Giunse in Veneto e in Lombardia, da una città chiamata Merzifon (sul Mar Nero), grazie alla gente che aveva combattuto nella guerra di Troia. Si diffuse poi lungo le coste dell'Adriatico, arrivando nel Trentino al tempo del dominio della Repubblica Veneta. Nella Valle dell'Adige trovò il terreno ideale e si differenziò diventando così il Marzemino Gentile.

Il vino Marzemino

Questo vino si ottiene da acini piccoli, radi e dolcissimi.

Pregio di quest'uva è sicuramente la dolcezza, ma, come in tutte le cose, c'è un rovescio della medaglia in quanto per prosperare e dare un buon vino la vite di Marzemino deve produrre poco, ricevere molte cure, trovarsi in determinate aree geografiche e in limitate posizioni. Sembra quasi che per poter crescere abbia bisogno di un microclima, oltre che di un terreno argilloso e di un'altitudine non troppo elevata.

Oggi questo tipo di vino viene prodotto solo nella Valle dell'Adige ed è soggetto a disciplinare del 1985 che stabilisce un massimo di produzione di 130 quintali per ettaro, esclusivamente nei 13 comuni di Ala, Aldeno, Avio, Besenello, Calliano, Isera, Mori, Nogaredo, Nomi, Pomarolo, Rovereto, Villa Lagarina, Volano.

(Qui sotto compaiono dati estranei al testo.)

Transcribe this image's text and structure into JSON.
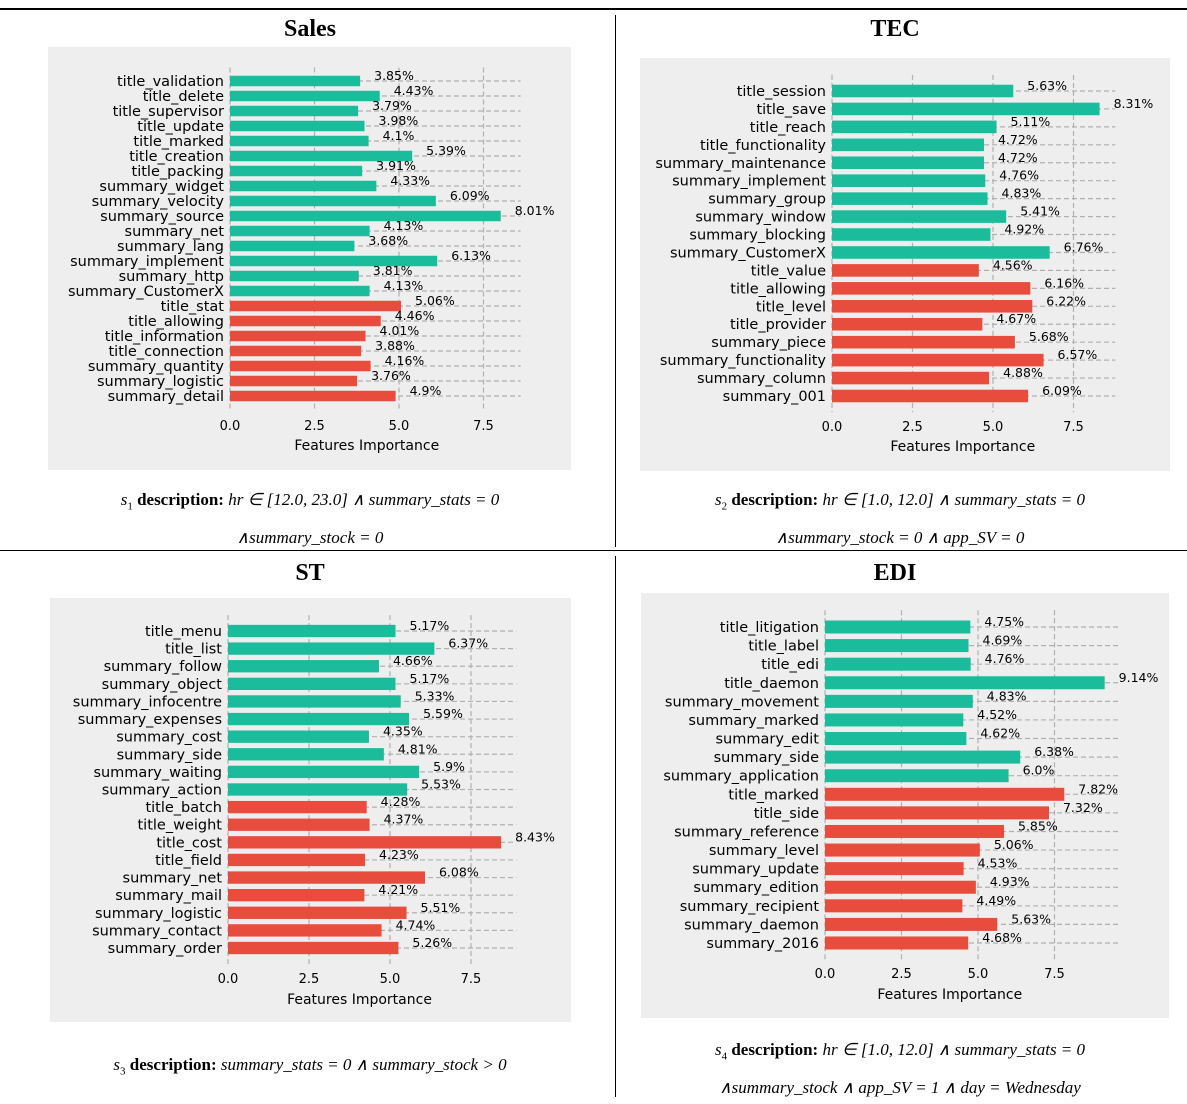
{
  "colors": {
    "green": "#1abc9c",
    "red": "#e74c3c",
    "plot_bg": "#eeeeee",
    "grid": "#b0b0b0"
  },
  "xlabel": "Features Importance",
  "xticks": [
    "0.0",
    "2.5",
    "5.0",
    "7.5"
  ],
  "chart_data": [
    {
      "type": "bar",
      "orientation": "horizontal",
      "title": "Sales",
      "xlabel": "Features Importance",
      "xlim": [
        0,
        8.6
      ],
      "xticks": [
        0.0,
        2.5,
        5.0,
        7.5
      ],
      "grid": true,
      "categories": [
        "title_validation",
        "title_delete",
        "title_supervisor",
        "title_update",
        "title_marked",
        "title_creation",
        "title_packing",
        "summary_widget",
        "summary_velocity",
        "summary_source",
        "summary_net",
        "summary_lang",
        "summary_implement",
        "summary_http",
        "summary_CustomerX",
        "title_stat",
        "title_allowing",
        "title_information",
        "title_connection",
        "summary_quantity",
        "summary_logistic",
        "summary_detail"
      ],
      "values": [
        3.85,
        4.43,
        3.79,
        3.98,
        4.1,
        5.39,
        3.91,
        4.33,
        6.09,
        8.01,
        4.13,
        3.68,
        6.13,
        3.81,
        4.13,
        5.06,
        4.46,
        4.01,
        3.88,
        4.16,
        3.76,
        4.9
      ],
      "labels": [
        "3.85%",
        "4.43%",
        "3.79%",
        "3.98%",
        "4.1%",
        "5.39%",
        "3.91%",
        "4.33%",
        "6.09%",
        "8.01%",
        "4.13%",
        "3.68%",
        "6.13%",
        "3.81%",
        "4.13%",
        "5.06%",
        "4.46%",
        "4.01%",
        "3.88%",
        "4.16%",
        "3.76%",
        "4.9%"
      ],
      "colors": [
        "green",
        "green",
        "green",
        "green",
        "green",
        "green",
        "green",
        "green",
        "green",
        "green",
        "green",
        "green",
        "green",
        "green",
        "green",
        "red",
        "red",
        "red",
        "red",
        "red",
        "red",
        "red"
      ]
    },
    {
      "type": "bar",
      "orientation": "horizontal",
      "title": "TEC",
      "xlabel": "Features Importance",
      "xlim": [
        0,
        8.8
      ],
      "xticks": [
        0.0,
        2.5,
        5.0,
        7.5
      ],
      "grid": true,
      "categories": [
        "title_session",
        "title_save",
        "title_reach",
        "title_functionality",
        "summary_maintenance",
        "summary_implement",
        "summary_group",
        "summary_window",
        "summary_blocking",
        "summary_CustomerX",
        "title_value",
        "title_allowing",
        "title_level",
        "title_provider",
        "summary_piece",
        "summary_functionality",
        "summary_column",
        "summary_001"
      ],
      "values": [
        5.63,
        8.31,
        5.11,
        4.72,
        4.72,
        4.76,
        4.83,
        5.41,
        4.92,
        6.76,
        4.56,
        6.16,
        6.22,
        4.67,
        5.68,
        6.57,
        4.88,
        6.09
      ],
      "labels": [
        "5.63%",
        "8.31%",
        "5.11%",
        "4.72%",
        "4.72%",
        "4.76%",
        "4.83%",
        "5.41%",
        "4.92%",
        "6.76%",
        "4.56%",
        "6.16%",
        "6.22%",
        "4.67%",
        "5.68%",
        "6.57%",
        "4.88%",
        "6.09%"
      ],
      "colors": [
        "green",
        "green",
        "green",
        "green",
        "green",
        "green",
        "green",
        "green",
        "green",
        "green",
        "red",
        "red",
        "red",
        "red",
        "red",
        "red",
        "red",
        "red"
      ]
    },
    {
      "type": "bar",
      "orientation": "horizontal",
      "title": "ST",
      "xlabel": "Features Importance",
      "xlim": [
        0,
        8.9
      ],
      "xticks": [
        0.0,
        2.5,
        5.0,
        7.5
      ],
      "grid": true,
      "categories": [
        "title_menu",
        "title_list",
        "summary_follow",
        "summary_object",
        "summary_infocentre",
        "summary_expenses",
        "summary_cost",
        "summary_side",
        "summary_waiting",
        "summary_action",
        "title_batch",
        "title_weight",
        "title_cost",
        "title_field",
        "summary_net",
        "summary_mail",
        "summary_logistic",
        "summary_contact",
        "summary_order"
      ],
      "values": [
        5.17,
        6.37,
        4.66,
        5.17,
        5.33,
        5.59,
        4.35,
        4.81,
        5.9,
        5.53,
        4.28,
        4.37,
        8.43,
        4.23,
        6.08,
        4.21,
        5.51,
        4.74,
        5.26
      ],
      "labels": [
        "5.17%",
        "6.37%",
        "4.66%",
        "5.17%",
        "5.33%",
        "5.59%",
        "4.35%",
        "4.81%",
        "5.9%",
        "5.53%",
        "4.28%",
        "4.37%",
        "8.43%",
        "4.23%",
        "6.08%",
        "4.21%",
        "5.51%",
        "4.74%",
        "5.26%"
      ],
      "colors": [
        "green",
        "green",
        "green",
        "green",
        "green",
        "green",
        "green",
        "green",
        "green",
        "green",
        "red",
        "red",
        "red",
        "red",
        "red",
        "red",
        "red",
        "red",
        "red"
      ]
    },
    {
      "type": "bar",
      "orientation": "horizontal",
      "title": "EDI",
      "xlabel": "Features Importance",
      "xlim": [
        0,
        9.6
      ],
      "xticks": [
        0.0,
        2.5,
        5.0,
        7.5
      ],
      "grid": true,
      "categories": [
        "title_litigation",
        "title_label",
        "title_edi",
        "title_daemon",
        "summary_movement",
        "summary_marked",
        "summary_edit",
        "summary_side",
        "summary_application",
        "title_marked",
        "title_side",
        "summary_reference",
        "summary_level",
        "summary_update",
        "summary_edition",
        "summary_recipient",
        "summary_daemon",
        "summary_2016"
      ],
      "values": [
        4.75,
        4.69,
        4.76,
        9.14,
        4.83,
        4.52,
        4.62,
        6.38,
        6.0,
        7.82,
        7.32,
        5.85,
        5.06,
        4.53,
        4.93,
        4.49,
        5.63,
        4.68
      ],
      "labels": [
        "4.75%",
        "4.69%",
        "4.76%",
        "9.14%",
        "4.83%",
        "4.52%",
        "4.62%",
        "6.38%",
        "6.0%",
        "7.82%",
        "7.32%",
        "5.85%",
        "5.06%",
        "4.53%",
        "4.93%",
        "4.49%",
        "5.63%",
        "4.68%"
      ],
      "colors": [
        "green",
        "green",
        "green",
        "green",
        "green",
        "green",
        "green",
        "green",
        "green",
        "red",
        "red",
        "red",
        "red",
        "red",
        "red",
        "red",
        "red",
        "red"
      ]
    }
  ],
  "captions": {
    "s1": {
      "sub": "s",
      "idx": "1",
      "label": "description:",
      "line1": "hr ∈ [12.0, 23.0] ∧ summary_stats = 0",
      "line2": "∧summary_stock = 0"
    },
    "s2": {
      "sub": "s",
      "idx": "2",
      "label": "description:",
      "line1": "hr ∈ [1.0, 12.0] ∧ summary_stats = 0",
      "line2": "∧summary_stock = 0 ∧ app_SV = 0"
    },
    "s3": {
      "sub": "s",
      "idx": "3",
      "label": "description:",
      "line1": "summary_stats = 0 ∧ summary_stock > 0"
    },
    "s4": {
      "sub": "s",
      "idx": "4",
      "label": "description:",
      "line1": "hr ∈ [1.0, 12.0] ∧ summary_stats = 0",
      "line2": "∧summary_stock ∧ app_SV = 1 ∧ day = Wednesday"
    }
  }
}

Consorzio di tutela Del Marzemino

Esiste anche un Consorzio di Tutela del Marzemino Trentino, di istituzione privata e con sede a Rovereto, che affianca gli enti pubblici nel controllo della correttezza della produzione del prodotto. Il suo simbolo è il leone alato con la scritta Iterum rudit leo (cioè il leone ruggisce di nuovo), nel segno quindi del leone di San Marco di Venezia, perché da lì l'uva giunse in Vallagarina.

Caratteristiche del vino Marzemino

Colore: rosso rubino intenso.
Profumo: ricorda i piccoli frutti rossi e neri, in particolare il mirtillo, il lampone e qualche volta la ciliegia. Spesso si accompagna una delicata nota floreale della viola mammola, indicativa del territorio.
Gusto: secco, discretamente fresco, spesso morbido, piuttosto sapido, equilibrato.
Gradazione alcolica minima: 11 gradi
Acidità totale minima: 4,5 per mille
Estratto secco netto minimo: 20 per mille
E' Riserva se invecchiato 2 anni e con almeno 11,5 gradi alcolici.
Va servito ad una temperatura di circa 18 gradi.

E' il vino ideale con piatti a base di funghi, con le carni bianche e rosse, salumi e insaccati.